La storia è nota in un altro articolo de I Due Punti. Era il 28 Novembre del 2023.
https://www.iduepunti.it/28-11-2023/automezzo-rotto-da-due-mesi-genitori-scrivono-al-prefetto-di-teramo-perche-la-figlia
Per conto nostro, faremo di tutto per risolvere la situazione ma non prima di una sua gentile e cortese risposta.
Giancarlo Falconi
Direttore Responsabile de I Due Punti
"Continua la “Novela” dei servizi sociali, non diciamo Telenovela perché non è trasmessa in una qualsivoglia trasmissione televisiva, ma è scritta nelle case delle povere famiglie che, non per loro scelta ma per una avversa sorte, si trovano a vedere i propri figli peggiorare di giorno in giorno a causa di una problematica sanitaria che li costringe su di una sedia a rotelle, senza che di essi le Amministrazioni pubbliche competenti si prendano la minima cura.
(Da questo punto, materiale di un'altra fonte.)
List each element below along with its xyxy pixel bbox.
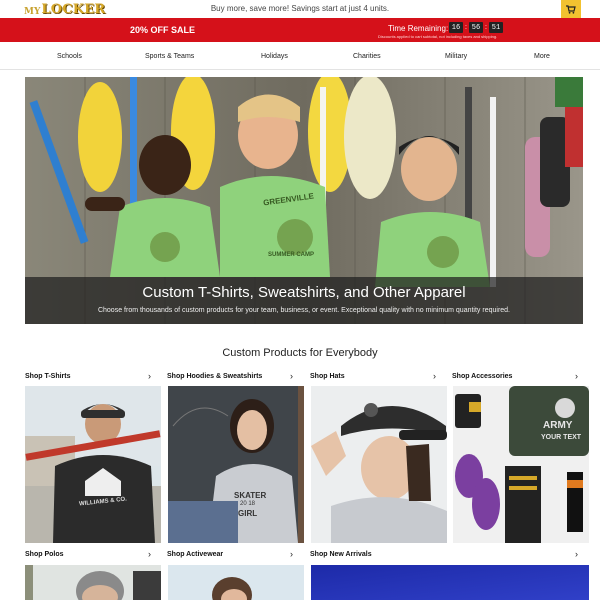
tile-tshirts[interactable]: WILLIAMS & CO. — [25, 386, 161, 543]
cart-icon — [566, 4, 576, 14]
chevron-right-icon[interactable]: › — [575, 549, 578, 559]
accessories-image — [453, 386, 589, 543]
category-label-activewear[interactable]: Shop Activewear — [167, 551, 223, 558]
army-text-line1: ARMY — [543, 420, 573, 431]
timer-hours: 16 — [449, 22, 463, 33]
hero-subtitle: Choose from thousands of custom products… — [97, 307, 511, 314]
timer-seconds: 51 — [489, 22, 503, 33]
chevron-right-icon[interactable]: › — [433, 371, 436, 381]
chevron-right-icon[interactable]: › — [290, 371, 293, 381]
category-label-hats[interactable]: Shop Hats — [310, 373, 345, 380]
category-label-new-arrivals[interactable]: Shop New Arrivals — [310, 551, 372, 558]
tile-activewear[interactable] — [168, 565, 304, 600]
sale-title: 20% OFF SALE — [130, 25, 196, 35]
chevron-right-icon[interactable]: › — [148, 371, 151, 381]
tshirts-image — [25, 386, 161, 543]
category-label-hoodies[interactable]: Shop Hoodies & Sweatshirts — [167, 373, 262, 380]
category-label-accessories[interactable]: Shop Accessories — [452, 373, 512, 380]
hoodie-text-line1: SKATER — [234, 491, 267, 500]
countdown-timer: 16 : 56 : 51 — [449, 22, 503, 33]
category-label-tshirts[interactable]: Shop T-Shirts — [25, 373, 71, 380]
timer-minutes: 56 — [469, 22, 483, 33]
hats-image — [311, 386, 447, 543]
tile-accessories[interactable]: ARMY YOUR TEXT — [453, 386, 589, 543]
hoodies-image — [168, 386, 304, 543]
promo-text: Buy more, save more! Savings start at ju… — [210, 4, 390, 13]
polos-image — [25, 565, 161, 600]
hoodie-text-line3: GIRL — [238, 509, 258, 518]
shirt-text-bottom: SUMMER CAMP — [268, 252, 314, 258]
activewear-image — [168, 565, 304, 600]
nav-item-schools[interactable]: Schools — [57, 53, 82, 60]
section-title: Custom Products for Everybody — [222, 347, 378, 359]
cart-button[interactable] — [561, 0, 581, 18]
nav-item-holidays[interactable]: Holidays — [261, 53, 288, 60]
timer-label: Time Remaining: — [388, 24, 449, 33]
sale-bar: 20% OFF SALE Time Remaining: 16 : 56 : 5… — [0, 18, 600, 42]
tile-hats[interactable] — [311, 386, 447, 543]
tile-hoodies[interactable]: SKATER 20 18 GIRL — [168, 386, 304, 543]
main-nav: Schools Sports & Teams Holidays Charitie… — [0, 42, 600, 70]
tile-new-arrivals[interactable] — [311, 565, 589, 600]
category-label-polos[interactable]: Shop Polos — [25, 551, 64, 558]
new-arrivals-image — [311, 565, 589, 600]
timer-note: Discounts applied to cart subtotal, not … — [378, 34, 498, 39]
nav-item-military[interactable]: Military — [445, 53, 467, 60]
nav-item-charities[interactable]: Charities — [353, 53, 381, 60]
chevron-right-icon[interactable]: › — [575, 371, 578, 381]
chevron-right-icon[interactable]: › — [290, 549, 293, 559]
nav-item-more[interactable]: More — [534, 53, 550, 60]
hero-caption: Custom T-Shirts, Sweatshirts, and Other … — [25, 277, 583, 324]
hoodie-text-line2: 20 18 — [240, 501, 256, 507]
tile-polos[interactable] — [25, 565, 161, 600]
nav-item-sports-teams[interactable]: Sports & Teams — [145, 53, 194, 60]
top-bar: MY LOCKER Buy more, save more! Savings s… — [0, 0, 600, 18]
army-text-line2: YOUR TEXT — [541, 434, 582, 441]
chevron-right-icon[interactable]: › — [148, 549, 151, 559]
hero-title: Custom T-Shirts, Sweatshirts, and Other … — [142, 284, 466, 301]
hero-banner[interactable]: GREENVILLE SUMMER CAMP Custom T-Shirts, … — [25, 77, 583, 324]
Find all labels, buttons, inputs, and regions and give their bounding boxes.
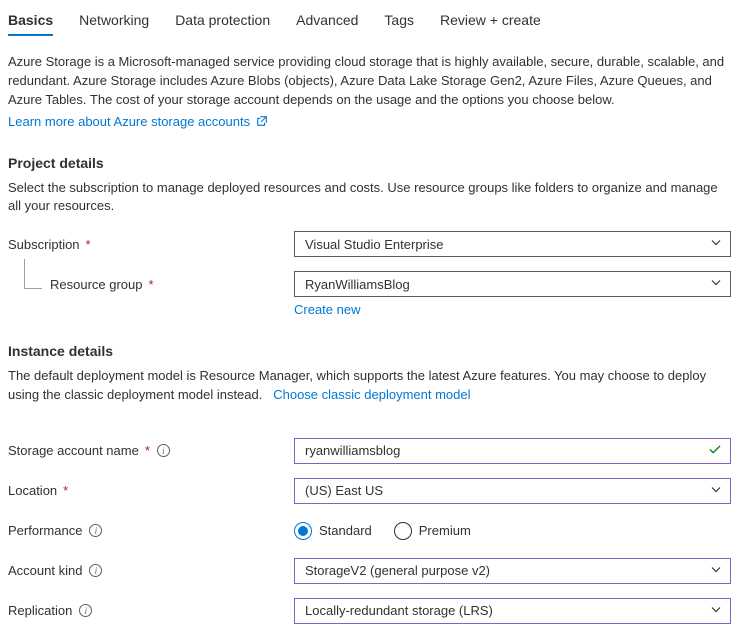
required-icon: * bbox=[149, 277, 154, 292]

Veniamo ai fatti, da oltre 5 mesi i ragazzi diversamente abili costretti su sedie a rotellenon vengono trasportati presso i centri di terapia, con la conseguenza che le loro situazioni di handicap peggiorano, anziché migliorare.
Solo le famiglie sanno e vedono i propri figli peggiorare e non sono gli amministratori a darsi la minima
pena per alleviare le sofferenze fisiche e psicologiche dei malati e dei loro familiari.
Ci viene risposto “il mezzo si è rotto e non ci sono i soldi per comprarne un altro”. Forse non sapevano gli
amministratori che il mezzo in questione aveva oltre 25 anni e più di un milione di kilometri di percorrenza?
Forse pensavano che non si sarebbe rotto mai perché il buon Dio trattandosi di angeli avrebbe
garantito l’indistruttibilità del mezzo. Quanta miopia nel gestire la cosa pubblica, perché non si sono
preparati in tempo per evitare l’interruzione di un servizio così importante, proprio perché diretto a
persone tra le più bisognose? Forse non c’erano guadagni ma almeno un ritorno elettorale lo avrebbero
avuto, anche perché non ci sono solo i diversamente abili ma anche le loro famiglie più o meno allargate,
nonché la cerchia di amici che hanno a cuore il bene dei soggetti malati. Forse c’è maggior ritorno
elettorale a mettere le luci dinanzi a tutte le case ?
Cosa sarebbe costato all’unione dei comuni della media valle del Vomano (Basciano, Canzano, Castellalto, Cermignano e Penna S.A.) mettere 5 mila euro ciascuno? Trattasi di una cifra irrisoria per un bilancio comunale.
Peraltro, corre voce che sarebbero rimasti inutilizzati oltre 200 mila euro derivanti da multe
effettuate dai vigili della stessa Unione.
Sappiamo che una percentuale dei proventi delle multe ha destinazione vincolata, ma per l’altra parte dette
entrate possono essere utilizzate anche per altri bisogni; quindi, perché si aspetta che un mezzo si rompa e
non possa più essere aggiustato e nel frattempo non si pensa a fare qualcosa per sostituirlo?
Un grido accorato sale dalle famiglie interessate affinché gli amministratori mettano più cuore e meno
burocrazia quando si tratta di soggetti con altre abilità, specie se costretti su sedie a rotelle, e diano tutto il
loro apporto per la soluzione dei problemi del sociale, anche perché, se non vengono fatti questi interventi,
i servizi sociali non avrebbero più motivo di esistere e tutte le persone che ci lavorano potrebbero essere
mandate a casa, in tal modo i soldi non ci mancherebbero più.